Methemoglobin is a form of the protein hemoglobin in which the iron is in the ferric state, rather than the normal ferrous state.Although a small percentage of methemoglobin is present in healthy individuals, an increase in methemoglobin content occurs due to loss of function of CYB5R3.

 

• Reference 10:  incomplete citation. See https://lib.dmu.edu/db/uptodate/cite.

 

Response: Thank you for pointing this out. We have corrected this to a valid citation link.

 

 

Reviewer 2 Report

This is a rare case report presenting as hereditary congenital methemoglobinemia .  My comment as following

Please summary the clinical characteristics of reported cases (references 3-7) and current case. 

 

 

Author Response

Please summary the clinical characteristics of reported cases (references 3-7) and current case. 

Response: Thank you for your encouraging comments and valuable suggestions.

Many cases are diagnosed with congenital methemoglobinemia on the basis of underlying cyanosis.

We have added this information to the Conclusion section of the revised manuscript.

Reviewer 3 Report

Dear Editors and Reviewers,

I have read the paper "Hereditary Congenital Methemoglobinemia Diagnosed at the 2 Age of 79 Years: A Case Report" with a great interest.

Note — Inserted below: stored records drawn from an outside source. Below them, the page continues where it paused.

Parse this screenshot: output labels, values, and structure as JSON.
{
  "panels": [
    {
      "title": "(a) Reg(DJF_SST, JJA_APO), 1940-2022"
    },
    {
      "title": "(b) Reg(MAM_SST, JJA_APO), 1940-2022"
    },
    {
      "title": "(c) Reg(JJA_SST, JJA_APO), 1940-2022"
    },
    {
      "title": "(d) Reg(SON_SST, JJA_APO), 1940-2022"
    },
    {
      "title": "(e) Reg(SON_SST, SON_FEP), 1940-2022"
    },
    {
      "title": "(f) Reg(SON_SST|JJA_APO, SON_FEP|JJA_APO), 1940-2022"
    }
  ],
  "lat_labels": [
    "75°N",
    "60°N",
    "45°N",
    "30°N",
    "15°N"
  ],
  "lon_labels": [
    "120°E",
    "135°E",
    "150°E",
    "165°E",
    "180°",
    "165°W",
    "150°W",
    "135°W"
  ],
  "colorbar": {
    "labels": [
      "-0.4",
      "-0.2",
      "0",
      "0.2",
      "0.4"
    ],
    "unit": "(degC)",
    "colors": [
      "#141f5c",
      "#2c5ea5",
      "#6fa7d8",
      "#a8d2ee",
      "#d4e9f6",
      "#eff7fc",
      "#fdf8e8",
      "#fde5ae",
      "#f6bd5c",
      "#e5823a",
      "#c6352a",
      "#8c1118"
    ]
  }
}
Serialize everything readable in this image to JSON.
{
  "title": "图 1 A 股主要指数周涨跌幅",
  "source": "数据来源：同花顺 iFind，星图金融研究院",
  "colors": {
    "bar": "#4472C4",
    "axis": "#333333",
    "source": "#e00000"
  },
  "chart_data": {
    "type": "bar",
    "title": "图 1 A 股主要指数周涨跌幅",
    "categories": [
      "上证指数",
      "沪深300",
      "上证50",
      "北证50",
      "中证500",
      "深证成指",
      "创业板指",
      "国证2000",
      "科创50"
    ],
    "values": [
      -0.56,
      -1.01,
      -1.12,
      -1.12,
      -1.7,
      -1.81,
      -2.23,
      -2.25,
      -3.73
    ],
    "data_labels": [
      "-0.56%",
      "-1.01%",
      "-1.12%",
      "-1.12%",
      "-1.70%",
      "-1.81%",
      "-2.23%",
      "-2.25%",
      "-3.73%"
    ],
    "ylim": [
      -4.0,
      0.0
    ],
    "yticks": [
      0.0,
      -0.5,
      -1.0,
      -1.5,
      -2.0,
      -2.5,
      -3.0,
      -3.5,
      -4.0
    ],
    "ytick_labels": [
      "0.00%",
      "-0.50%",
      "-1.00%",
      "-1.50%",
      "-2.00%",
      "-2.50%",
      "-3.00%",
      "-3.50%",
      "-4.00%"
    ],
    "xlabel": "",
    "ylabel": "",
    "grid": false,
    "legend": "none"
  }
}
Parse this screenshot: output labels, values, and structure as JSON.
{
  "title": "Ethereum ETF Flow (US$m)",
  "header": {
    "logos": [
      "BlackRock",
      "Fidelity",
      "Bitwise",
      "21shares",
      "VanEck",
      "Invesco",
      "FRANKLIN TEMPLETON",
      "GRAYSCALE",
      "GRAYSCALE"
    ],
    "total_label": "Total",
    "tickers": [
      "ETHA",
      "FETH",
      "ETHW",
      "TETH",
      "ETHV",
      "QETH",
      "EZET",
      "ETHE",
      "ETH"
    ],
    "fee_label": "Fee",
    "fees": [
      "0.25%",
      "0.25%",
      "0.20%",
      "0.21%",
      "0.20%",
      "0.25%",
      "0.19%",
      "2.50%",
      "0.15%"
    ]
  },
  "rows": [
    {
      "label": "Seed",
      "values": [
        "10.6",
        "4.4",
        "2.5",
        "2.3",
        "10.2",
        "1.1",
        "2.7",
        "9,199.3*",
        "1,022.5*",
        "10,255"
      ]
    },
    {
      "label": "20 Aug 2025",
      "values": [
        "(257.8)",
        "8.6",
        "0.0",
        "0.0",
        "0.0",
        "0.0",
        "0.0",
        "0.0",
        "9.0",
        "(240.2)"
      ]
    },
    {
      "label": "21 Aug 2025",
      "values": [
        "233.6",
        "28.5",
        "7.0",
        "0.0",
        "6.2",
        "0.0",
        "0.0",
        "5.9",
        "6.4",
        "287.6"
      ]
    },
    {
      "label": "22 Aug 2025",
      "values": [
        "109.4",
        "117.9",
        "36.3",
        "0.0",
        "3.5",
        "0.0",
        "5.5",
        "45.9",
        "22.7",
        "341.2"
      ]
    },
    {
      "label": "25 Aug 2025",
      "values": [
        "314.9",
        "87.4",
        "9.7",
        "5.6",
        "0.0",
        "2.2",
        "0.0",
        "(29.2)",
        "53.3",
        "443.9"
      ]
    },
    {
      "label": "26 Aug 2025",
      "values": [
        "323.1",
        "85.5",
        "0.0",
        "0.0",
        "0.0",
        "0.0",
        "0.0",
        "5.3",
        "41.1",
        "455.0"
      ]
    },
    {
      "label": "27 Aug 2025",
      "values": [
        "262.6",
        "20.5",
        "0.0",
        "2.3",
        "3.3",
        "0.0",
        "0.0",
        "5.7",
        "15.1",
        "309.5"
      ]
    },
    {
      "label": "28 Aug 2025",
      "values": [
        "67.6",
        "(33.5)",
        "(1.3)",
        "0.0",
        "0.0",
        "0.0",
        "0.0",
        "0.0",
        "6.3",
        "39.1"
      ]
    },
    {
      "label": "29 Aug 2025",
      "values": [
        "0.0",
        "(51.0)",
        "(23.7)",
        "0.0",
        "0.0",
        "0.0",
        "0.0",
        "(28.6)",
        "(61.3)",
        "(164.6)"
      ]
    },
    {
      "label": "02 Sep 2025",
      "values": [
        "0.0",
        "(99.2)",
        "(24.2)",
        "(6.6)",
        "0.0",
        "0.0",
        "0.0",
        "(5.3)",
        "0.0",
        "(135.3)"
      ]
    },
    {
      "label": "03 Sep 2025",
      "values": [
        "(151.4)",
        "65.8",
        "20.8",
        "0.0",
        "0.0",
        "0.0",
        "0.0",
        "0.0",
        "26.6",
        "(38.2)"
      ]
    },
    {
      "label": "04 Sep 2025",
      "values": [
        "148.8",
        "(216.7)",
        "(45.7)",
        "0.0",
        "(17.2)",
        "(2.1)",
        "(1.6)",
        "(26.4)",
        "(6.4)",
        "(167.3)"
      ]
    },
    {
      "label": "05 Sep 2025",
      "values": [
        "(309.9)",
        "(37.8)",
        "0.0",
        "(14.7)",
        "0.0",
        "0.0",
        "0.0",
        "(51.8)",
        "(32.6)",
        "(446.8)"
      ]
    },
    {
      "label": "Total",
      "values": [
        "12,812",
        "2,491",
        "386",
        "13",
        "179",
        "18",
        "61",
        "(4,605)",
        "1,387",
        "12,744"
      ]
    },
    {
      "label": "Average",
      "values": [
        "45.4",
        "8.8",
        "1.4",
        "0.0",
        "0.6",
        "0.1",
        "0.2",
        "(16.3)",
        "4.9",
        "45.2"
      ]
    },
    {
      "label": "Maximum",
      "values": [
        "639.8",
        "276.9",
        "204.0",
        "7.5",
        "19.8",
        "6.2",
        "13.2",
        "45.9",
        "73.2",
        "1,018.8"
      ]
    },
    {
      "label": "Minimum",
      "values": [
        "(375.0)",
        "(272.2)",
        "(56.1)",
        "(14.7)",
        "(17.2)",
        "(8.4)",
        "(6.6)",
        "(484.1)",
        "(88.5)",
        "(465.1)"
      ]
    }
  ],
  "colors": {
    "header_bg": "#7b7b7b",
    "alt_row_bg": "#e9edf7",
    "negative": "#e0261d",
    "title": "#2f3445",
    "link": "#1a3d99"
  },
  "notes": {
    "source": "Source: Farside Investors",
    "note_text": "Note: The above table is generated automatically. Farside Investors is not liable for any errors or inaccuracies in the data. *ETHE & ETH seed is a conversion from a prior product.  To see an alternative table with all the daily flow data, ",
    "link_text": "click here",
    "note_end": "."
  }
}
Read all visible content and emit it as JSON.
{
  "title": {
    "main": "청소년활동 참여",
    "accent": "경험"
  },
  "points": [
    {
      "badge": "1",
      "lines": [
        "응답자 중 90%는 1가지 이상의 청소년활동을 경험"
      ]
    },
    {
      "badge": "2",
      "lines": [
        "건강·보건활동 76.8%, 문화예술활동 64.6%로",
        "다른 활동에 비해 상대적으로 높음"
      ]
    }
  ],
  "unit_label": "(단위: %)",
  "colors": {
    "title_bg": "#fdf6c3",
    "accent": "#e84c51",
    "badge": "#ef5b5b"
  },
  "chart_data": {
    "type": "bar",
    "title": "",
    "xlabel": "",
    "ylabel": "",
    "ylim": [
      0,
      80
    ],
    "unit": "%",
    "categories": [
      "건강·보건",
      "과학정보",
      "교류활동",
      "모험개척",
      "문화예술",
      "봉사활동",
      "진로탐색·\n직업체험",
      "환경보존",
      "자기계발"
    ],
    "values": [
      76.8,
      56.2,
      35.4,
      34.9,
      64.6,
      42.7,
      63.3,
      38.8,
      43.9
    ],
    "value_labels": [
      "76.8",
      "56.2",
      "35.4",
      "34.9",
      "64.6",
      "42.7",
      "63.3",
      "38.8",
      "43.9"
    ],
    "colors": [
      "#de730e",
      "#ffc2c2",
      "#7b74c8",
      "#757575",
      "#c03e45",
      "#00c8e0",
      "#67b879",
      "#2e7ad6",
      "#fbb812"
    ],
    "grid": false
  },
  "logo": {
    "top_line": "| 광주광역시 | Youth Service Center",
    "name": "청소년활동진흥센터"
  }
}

The structure of the paper is accurate.  Authors present a case about patients with hereditary congenital methemoglobinemia diagnosed at the 2 age of 79 years and provide an interesting, comprehensive discussion on the topic.

However, I have some suggestions regarding this paper.

1. Conlclusions in abstract and in the end of the text should be modified. The information that only 4 studies have been published is not the conlcusion, but rather a result of searching the literature described earlier.

Similarly, sentence "We present a case of congenital methemoglobinemia first diagnosed at the age 184 of 79 years" is not a conlcusion.

2. Page, line 33: Please correct the sentence (there is lack "is").

Author Response

Response: Thank you for your encouraging comments and feedback.

First, we revised the Conclusion in the Abstract based on your comment. Second, we corrected the error in the sentence as you pointed out (add “is”).